It’s All About the Eggs
Joe Rulison, CEO
You could say that the price of eggs in 2024 determined the outcome of last November’s election. If you want to better understand the disconnect that has existed between Main Street, Wall Street, and the Fed, simply consider the price of eggs.
In early 2024, I attended an event at which I met a man whose farm produced over 300,000 eggs annually, distributing them throughout Upstate New York. He spoke about the cost of labor, insurance, and the feed necessary to raise his chickens. This was compounded by the effect of a serious bird flu outbreak, which reduced the number of chickens that could produce eggs. He foresaw the price of eggs would likely increase more than 40% year over year—and that this higher cost would be passed on to consumers.

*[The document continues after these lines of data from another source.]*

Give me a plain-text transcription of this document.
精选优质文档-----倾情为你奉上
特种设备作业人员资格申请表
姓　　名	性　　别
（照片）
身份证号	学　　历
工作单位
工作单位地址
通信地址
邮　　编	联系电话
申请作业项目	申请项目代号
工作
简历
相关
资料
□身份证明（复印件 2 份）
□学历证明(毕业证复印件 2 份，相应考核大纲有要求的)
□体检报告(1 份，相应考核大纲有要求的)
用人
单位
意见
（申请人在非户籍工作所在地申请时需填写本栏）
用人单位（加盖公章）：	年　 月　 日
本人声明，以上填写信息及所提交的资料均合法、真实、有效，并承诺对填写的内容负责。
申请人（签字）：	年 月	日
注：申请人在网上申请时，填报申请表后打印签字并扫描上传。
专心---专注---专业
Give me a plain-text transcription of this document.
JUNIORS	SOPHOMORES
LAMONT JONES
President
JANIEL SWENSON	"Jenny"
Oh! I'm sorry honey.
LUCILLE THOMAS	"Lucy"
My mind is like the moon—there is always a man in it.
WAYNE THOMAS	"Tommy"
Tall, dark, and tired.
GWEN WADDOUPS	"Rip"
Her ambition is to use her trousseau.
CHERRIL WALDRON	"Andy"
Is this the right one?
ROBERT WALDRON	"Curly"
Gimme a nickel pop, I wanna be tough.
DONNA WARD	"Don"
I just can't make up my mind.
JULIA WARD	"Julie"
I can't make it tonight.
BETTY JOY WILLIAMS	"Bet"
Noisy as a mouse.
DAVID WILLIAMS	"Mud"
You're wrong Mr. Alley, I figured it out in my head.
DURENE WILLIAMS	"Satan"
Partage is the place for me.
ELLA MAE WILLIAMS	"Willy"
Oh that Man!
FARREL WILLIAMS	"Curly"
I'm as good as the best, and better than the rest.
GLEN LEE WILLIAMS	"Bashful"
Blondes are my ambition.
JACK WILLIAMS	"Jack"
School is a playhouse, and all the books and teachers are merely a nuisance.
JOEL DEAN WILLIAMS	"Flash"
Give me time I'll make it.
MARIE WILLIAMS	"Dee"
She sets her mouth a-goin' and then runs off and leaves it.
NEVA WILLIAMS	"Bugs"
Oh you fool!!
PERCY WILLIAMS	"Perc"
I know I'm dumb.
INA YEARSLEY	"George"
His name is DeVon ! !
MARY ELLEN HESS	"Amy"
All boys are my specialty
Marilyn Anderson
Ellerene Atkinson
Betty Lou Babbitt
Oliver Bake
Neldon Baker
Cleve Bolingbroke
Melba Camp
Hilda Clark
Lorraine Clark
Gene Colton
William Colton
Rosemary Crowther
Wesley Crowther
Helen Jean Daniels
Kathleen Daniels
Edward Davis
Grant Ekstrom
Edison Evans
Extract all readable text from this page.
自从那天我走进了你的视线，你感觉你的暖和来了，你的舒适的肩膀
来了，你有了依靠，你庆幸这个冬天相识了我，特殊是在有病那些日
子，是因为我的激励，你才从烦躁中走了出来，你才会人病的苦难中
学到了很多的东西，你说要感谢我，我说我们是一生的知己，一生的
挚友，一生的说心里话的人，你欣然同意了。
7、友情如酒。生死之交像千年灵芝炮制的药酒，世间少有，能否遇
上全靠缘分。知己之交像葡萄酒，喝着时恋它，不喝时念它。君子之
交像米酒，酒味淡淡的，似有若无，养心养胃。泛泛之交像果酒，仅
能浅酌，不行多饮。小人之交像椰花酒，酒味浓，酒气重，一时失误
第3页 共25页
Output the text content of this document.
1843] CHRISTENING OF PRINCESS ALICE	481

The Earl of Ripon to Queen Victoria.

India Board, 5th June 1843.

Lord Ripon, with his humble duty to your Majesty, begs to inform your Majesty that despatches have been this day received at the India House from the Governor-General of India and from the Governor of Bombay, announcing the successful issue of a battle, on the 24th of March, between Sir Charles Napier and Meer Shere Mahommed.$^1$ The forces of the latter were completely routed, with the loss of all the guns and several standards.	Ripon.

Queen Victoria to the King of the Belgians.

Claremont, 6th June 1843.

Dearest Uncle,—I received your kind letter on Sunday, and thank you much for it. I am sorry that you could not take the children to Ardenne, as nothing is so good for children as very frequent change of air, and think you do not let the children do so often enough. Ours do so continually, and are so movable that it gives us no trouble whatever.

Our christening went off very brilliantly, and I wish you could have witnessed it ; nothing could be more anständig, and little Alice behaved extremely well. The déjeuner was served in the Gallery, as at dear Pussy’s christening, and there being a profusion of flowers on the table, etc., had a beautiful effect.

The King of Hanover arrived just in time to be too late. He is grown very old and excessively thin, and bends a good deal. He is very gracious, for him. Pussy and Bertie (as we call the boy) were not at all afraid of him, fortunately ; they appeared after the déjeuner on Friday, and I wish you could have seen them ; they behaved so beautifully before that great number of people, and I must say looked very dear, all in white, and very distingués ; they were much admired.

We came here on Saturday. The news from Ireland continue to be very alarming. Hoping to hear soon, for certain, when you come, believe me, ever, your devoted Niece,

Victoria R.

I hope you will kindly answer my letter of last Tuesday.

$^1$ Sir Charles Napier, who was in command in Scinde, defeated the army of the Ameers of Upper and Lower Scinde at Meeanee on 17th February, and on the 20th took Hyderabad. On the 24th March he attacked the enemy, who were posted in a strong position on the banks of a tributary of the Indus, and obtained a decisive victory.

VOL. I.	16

The farmer told me that he sees inflation well before it shows up on store shelves. Pointing his finger at me, he said the November election’s outcome would be determined by the price of fresh eggs. He said the folks on Main Street feel the pain, rather than the pols in Washington, when they must prioritize their supermarket decision-making. Will it be a dozen eggs today or other grocery necessities?
The farmer was spot on with the price of eggs, well before anyone else, as egg prices did soar over 40% in 2024. He was also right about the shifting direction of the political winds in Washington.
So, when you reach for your next carton of eggs, its price should be a good gauge of Main Street’s thinking—and those on Wall Street and in Washington had better take notice. The public always has the final say.